Battery Supplier Searches for CEO to Ride Electric-Vehicle Wave
(Bloomberg) -- Umicore SA is looking for a new chief executive officer to lead the world’s largest maker of electric-vehicle battery materials, after announcing the planned departure of veteran leader Marc Grynberg.
The Belgian company’s board has started an internal and external search and likely will announce an appointment in the coming months, Grynberg said on a call Thursday. He predicted the new hire will benefit from surging demand for electric vehicles while facing challenges including volatile precious metal prices.
“You need to have a pretty solid constitution and a high degree of serenity in this job to not get carried away when things are going really well and not get pessimistic when things are tough,” Grynberg said.
Grynberg is stepping down after presiding over an almost sevenfold increase in Umicore’s valuation over more than a dozen years.

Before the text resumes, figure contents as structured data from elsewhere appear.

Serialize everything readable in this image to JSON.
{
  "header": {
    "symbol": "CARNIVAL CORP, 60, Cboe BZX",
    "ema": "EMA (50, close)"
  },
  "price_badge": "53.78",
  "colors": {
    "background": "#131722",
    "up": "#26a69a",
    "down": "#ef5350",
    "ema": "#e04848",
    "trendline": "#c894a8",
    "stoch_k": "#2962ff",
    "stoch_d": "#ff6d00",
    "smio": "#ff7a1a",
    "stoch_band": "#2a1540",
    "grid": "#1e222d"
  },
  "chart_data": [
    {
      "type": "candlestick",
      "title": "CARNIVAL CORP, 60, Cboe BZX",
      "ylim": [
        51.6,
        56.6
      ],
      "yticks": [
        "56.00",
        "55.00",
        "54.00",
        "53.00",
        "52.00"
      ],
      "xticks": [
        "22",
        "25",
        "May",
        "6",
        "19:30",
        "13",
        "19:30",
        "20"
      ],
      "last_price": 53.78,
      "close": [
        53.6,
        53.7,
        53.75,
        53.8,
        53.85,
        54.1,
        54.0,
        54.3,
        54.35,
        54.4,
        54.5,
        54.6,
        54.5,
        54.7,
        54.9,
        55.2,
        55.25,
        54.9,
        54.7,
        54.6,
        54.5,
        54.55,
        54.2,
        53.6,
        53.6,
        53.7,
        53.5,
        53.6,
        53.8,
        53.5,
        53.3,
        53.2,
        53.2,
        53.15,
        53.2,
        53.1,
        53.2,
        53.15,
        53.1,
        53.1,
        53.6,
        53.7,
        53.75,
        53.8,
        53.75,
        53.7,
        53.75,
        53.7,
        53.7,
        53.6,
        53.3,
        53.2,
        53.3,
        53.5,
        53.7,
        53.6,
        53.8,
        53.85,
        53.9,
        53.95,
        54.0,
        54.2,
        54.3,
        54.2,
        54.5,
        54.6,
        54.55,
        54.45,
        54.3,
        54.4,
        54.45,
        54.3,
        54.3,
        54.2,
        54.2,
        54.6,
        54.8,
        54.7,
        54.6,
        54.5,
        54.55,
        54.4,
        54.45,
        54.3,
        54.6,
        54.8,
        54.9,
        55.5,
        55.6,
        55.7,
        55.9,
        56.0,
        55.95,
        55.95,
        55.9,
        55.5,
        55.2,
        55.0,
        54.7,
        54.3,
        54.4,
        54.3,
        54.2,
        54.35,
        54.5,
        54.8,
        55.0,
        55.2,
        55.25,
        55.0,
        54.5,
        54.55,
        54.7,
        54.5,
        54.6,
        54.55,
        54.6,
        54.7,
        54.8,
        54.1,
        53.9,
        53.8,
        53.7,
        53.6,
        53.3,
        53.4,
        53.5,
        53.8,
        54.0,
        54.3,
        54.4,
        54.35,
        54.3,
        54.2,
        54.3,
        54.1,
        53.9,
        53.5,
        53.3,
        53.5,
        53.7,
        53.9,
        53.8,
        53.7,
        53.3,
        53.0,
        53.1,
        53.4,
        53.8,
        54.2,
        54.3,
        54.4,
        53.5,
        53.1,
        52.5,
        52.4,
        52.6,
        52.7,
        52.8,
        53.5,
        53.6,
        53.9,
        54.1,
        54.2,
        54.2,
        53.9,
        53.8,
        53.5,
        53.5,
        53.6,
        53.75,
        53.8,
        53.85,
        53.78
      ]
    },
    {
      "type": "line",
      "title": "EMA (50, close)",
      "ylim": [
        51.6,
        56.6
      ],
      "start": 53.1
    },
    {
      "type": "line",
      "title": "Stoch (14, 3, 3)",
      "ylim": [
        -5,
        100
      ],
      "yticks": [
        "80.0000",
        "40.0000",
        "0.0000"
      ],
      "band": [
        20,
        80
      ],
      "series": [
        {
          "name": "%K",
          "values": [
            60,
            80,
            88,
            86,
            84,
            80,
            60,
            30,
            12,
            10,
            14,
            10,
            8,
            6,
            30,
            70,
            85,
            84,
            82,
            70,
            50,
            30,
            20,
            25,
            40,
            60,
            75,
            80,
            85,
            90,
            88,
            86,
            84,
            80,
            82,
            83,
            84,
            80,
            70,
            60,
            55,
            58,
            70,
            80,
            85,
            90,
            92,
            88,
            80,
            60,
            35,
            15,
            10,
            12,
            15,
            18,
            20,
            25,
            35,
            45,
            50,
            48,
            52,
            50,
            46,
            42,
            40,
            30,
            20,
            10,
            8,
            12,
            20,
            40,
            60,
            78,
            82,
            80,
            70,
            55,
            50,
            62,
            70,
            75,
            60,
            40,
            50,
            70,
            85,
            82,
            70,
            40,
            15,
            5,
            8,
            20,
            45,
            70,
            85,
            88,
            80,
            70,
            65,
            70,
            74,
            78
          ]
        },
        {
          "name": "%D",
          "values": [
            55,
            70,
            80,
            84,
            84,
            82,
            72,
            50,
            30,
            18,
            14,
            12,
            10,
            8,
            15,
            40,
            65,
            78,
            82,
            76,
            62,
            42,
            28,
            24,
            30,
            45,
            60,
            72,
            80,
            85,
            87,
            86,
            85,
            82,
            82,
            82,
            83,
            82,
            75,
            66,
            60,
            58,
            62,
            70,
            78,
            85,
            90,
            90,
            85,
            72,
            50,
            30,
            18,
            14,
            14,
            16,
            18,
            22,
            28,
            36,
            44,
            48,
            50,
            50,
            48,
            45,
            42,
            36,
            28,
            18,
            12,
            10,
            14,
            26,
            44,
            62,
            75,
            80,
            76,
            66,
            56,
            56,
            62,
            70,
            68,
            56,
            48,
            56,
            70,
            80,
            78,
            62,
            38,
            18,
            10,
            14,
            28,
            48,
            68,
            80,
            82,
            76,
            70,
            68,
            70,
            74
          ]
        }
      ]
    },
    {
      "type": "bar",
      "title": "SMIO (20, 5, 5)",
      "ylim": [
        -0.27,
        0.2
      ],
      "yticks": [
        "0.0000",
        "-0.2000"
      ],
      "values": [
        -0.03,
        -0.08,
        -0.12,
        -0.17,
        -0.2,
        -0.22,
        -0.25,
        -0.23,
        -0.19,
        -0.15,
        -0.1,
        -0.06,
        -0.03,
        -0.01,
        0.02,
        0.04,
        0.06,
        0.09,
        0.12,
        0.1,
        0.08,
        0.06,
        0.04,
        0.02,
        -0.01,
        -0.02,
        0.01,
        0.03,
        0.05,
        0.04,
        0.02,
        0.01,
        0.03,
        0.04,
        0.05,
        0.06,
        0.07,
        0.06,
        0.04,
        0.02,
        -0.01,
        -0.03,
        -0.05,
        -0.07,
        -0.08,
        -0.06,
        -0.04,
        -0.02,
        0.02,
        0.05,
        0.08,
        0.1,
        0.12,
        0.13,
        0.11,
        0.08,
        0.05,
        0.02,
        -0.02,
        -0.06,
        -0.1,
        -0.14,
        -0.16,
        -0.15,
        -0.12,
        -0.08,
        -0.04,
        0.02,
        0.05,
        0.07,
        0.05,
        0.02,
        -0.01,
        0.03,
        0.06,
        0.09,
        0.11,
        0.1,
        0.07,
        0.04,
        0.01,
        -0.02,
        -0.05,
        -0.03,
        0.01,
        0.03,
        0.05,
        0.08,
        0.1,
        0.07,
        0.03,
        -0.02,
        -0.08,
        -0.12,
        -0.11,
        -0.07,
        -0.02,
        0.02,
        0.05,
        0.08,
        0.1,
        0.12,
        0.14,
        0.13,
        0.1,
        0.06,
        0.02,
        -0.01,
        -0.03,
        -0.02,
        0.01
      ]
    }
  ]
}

He’s handing his successor a blank slate, with the company not yet having announced a new five-year plan after completing its Horizon 2020 program ahead of schedule.
The incoming CEO will oversee construction of Umicore’s new EV cathode plant in Poland, the first in Europe, as the bloc looks to establish its own EV battery industry. The Brussels-based company is looking for first-mover advantage as startup Northvolt AB joins incumbent players including LG Chem Ltd. in setting up shop in the region.
The Poland project is about six months behind schedule due to the Covid-19 pandemic and Umicore won’t be able to make up time, Grynberg said. Still, there’s been few other concrete plans announced by rivals.
Prices for cathodes in China have tumbled due to overly optimistic forecasts. Back in 2018, battery-material companies in the country raced to add capacity based on projections of 50% growth in EV sales annually. That didn’t pan out, and it’ll take a couple years for market demand to soak up the excess capacity there, Grynberg said.
Faced with under-utilized plants, China has increased production of lithium-iron phosphate cathodes, which are suitable for lower-priced cars with shorter ranges. While Umicore has historically seen Europe as a market for more premium cathodes, it is no longer ruling out LFP being used in the region for certain product segments. The major underlying trend in Europe remains higher nickel-content cathodes with better energy density, Grynberg said.
Umicore posted record results on Thursday as precious-metal pricing tailwinds offset the slowdown in demand for combustion-engine catalysts.